Tuesday, July 10, 2012

Ancient Map Of “America” Found In Germany

Lee Rannals for redOrbit.com – Your Universe Online

In time for Fourth of July festivities, Librarians at a German university announced on

Tuesday that they have found a 500-year-old version of a world map that was the first to

have mentioned “America.”

The librarians were unaware of the map’s presence until they found it stashed away inside

an unrelated 16th century Geometry book.

The map doesn’t quite pre-date the 1507 map that Germany officially handed over to the

U.S. back in 2007, which now lies in the Library of Congress in Washington.

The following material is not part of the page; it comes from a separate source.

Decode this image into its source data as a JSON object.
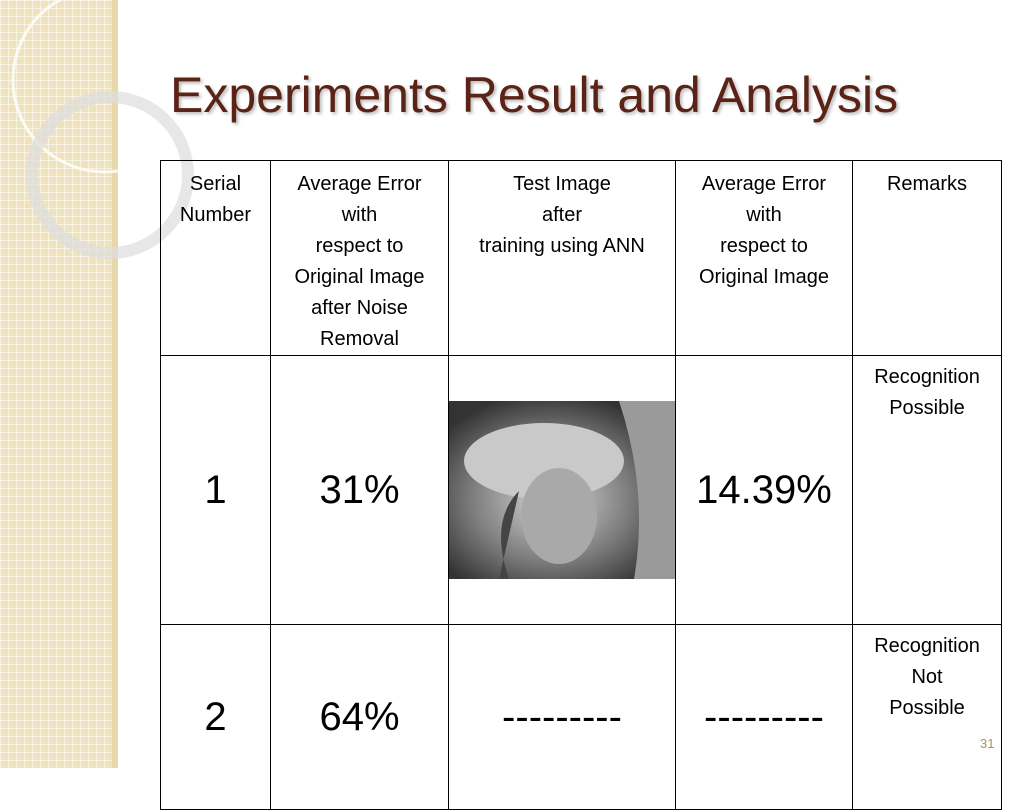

The newly discovered map is believed to have been drawn up by German cartographer Martin

Waldseemueller, who died back in 1522, according to the Ludwig Maximilian University of

Munich said.

The new map shows the world divided into twelve segments, which taper to a point at each

end and are printed on a single sheet. When the map is folded out, it can form a small

globe, with three rightmost segments depicting a boomerang-shaped territory named America.

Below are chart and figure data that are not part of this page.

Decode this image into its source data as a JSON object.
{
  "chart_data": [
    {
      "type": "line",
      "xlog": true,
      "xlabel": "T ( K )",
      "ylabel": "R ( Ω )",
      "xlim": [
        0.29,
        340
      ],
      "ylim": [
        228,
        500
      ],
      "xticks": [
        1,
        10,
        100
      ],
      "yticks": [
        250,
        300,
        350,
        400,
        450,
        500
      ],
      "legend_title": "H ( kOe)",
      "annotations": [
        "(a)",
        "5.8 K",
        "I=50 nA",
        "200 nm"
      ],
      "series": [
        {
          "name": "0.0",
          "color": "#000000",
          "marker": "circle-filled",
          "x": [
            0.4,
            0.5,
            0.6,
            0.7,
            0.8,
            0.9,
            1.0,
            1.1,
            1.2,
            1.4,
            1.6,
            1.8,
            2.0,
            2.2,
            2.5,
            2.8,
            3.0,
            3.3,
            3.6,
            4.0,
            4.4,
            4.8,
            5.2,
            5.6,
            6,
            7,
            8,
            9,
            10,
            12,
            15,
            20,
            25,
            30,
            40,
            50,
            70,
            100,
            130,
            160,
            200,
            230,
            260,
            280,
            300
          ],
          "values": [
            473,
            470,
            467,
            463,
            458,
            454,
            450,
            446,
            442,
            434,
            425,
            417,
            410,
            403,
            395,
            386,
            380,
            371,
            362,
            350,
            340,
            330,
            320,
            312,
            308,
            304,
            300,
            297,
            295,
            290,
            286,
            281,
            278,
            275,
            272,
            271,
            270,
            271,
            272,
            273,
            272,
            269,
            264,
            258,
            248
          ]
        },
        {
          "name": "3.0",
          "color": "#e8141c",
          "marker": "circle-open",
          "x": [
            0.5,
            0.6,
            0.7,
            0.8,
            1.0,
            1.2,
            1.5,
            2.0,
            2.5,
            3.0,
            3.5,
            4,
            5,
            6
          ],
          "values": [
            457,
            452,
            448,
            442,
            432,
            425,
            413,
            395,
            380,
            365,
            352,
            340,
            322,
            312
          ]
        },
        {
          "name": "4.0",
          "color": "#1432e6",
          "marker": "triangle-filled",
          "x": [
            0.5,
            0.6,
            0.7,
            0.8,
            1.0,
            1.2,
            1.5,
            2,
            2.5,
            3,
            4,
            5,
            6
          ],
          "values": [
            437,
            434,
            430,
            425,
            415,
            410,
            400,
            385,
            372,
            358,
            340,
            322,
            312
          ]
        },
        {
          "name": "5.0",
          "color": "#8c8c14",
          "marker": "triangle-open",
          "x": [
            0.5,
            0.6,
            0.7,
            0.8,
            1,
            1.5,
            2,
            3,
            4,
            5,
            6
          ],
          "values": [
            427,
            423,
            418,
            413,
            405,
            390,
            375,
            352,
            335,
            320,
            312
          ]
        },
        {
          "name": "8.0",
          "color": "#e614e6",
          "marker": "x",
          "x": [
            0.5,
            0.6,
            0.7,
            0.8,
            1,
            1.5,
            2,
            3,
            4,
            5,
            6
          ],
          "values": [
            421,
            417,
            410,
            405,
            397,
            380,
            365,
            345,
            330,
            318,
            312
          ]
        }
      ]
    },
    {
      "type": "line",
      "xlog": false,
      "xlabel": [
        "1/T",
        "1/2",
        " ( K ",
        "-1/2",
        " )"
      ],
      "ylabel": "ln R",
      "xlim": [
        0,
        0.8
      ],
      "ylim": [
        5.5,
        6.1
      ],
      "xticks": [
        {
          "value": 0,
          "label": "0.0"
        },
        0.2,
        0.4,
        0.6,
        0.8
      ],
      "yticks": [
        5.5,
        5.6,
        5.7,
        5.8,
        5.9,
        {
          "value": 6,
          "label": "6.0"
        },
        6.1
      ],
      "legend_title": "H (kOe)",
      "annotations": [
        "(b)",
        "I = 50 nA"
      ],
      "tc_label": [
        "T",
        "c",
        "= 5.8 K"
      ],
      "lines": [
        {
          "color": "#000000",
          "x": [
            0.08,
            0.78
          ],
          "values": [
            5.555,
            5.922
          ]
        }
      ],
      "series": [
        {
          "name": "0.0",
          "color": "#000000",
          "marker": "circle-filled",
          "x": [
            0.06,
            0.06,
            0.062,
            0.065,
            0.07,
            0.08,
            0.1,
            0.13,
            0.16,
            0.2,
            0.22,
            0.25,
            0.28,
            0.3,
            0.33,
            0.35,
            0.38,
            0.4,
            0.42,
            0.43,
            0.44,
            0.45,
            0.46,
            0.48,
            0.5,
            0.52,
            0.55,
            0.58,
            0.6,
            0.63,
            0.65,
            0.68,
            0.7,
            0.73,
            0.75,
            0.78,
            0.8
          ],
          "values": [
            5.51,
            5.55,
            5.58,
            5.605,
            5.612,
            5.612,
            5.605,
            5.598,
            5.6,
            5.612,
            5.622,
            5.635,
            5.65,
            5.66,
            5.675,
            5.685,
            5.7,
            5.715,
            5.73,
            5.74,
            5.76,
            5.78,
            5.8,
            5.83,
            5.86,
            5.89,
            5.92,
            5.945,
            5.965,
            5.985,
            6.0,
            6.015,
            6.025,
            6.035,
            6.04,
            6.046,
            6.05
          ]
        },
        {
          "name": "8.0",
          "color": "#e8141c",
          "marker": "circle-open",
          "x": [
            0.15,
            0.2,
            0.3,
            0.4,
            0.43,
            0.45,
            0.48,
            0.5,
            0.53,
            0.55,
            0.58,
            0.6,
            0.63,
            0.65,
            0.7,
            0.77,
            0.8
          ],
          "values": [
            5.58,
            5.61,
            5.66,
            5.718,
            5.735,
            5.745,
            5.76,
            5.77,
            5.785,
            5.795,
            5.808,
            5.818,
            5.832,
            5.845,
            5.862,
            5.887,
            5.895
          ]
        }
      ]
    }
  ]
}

The university said in a written statement that only four copies of the segmental maps were

previously known about.  One of the four was sold at an auction for one million dollars

back in 2005.

According to the university, the fifth map was found by a bibliographer, who was revising

the catalogue “in an otherwise unremarkable volume that had been rebound in the 19th

century.”

“Even in our digital age the originals have lost none of their significance and unique

fascination,” Klaus-Rainer Brintzinger, the head of the library, said in the statement. “

We intend to make the map accessible to the public in digital form in time for the Fourth

of July, Independence Day in the USA.”

Waldseemueller helped create the name “America” in honor of explorer Amerigo Vespucci,

who he mistakenly believed discovered the New World.

Sven Kuttner, head of the library’s old books department, said the map was a “sleeping

beauty” in the university’s collection until its recent unearthing.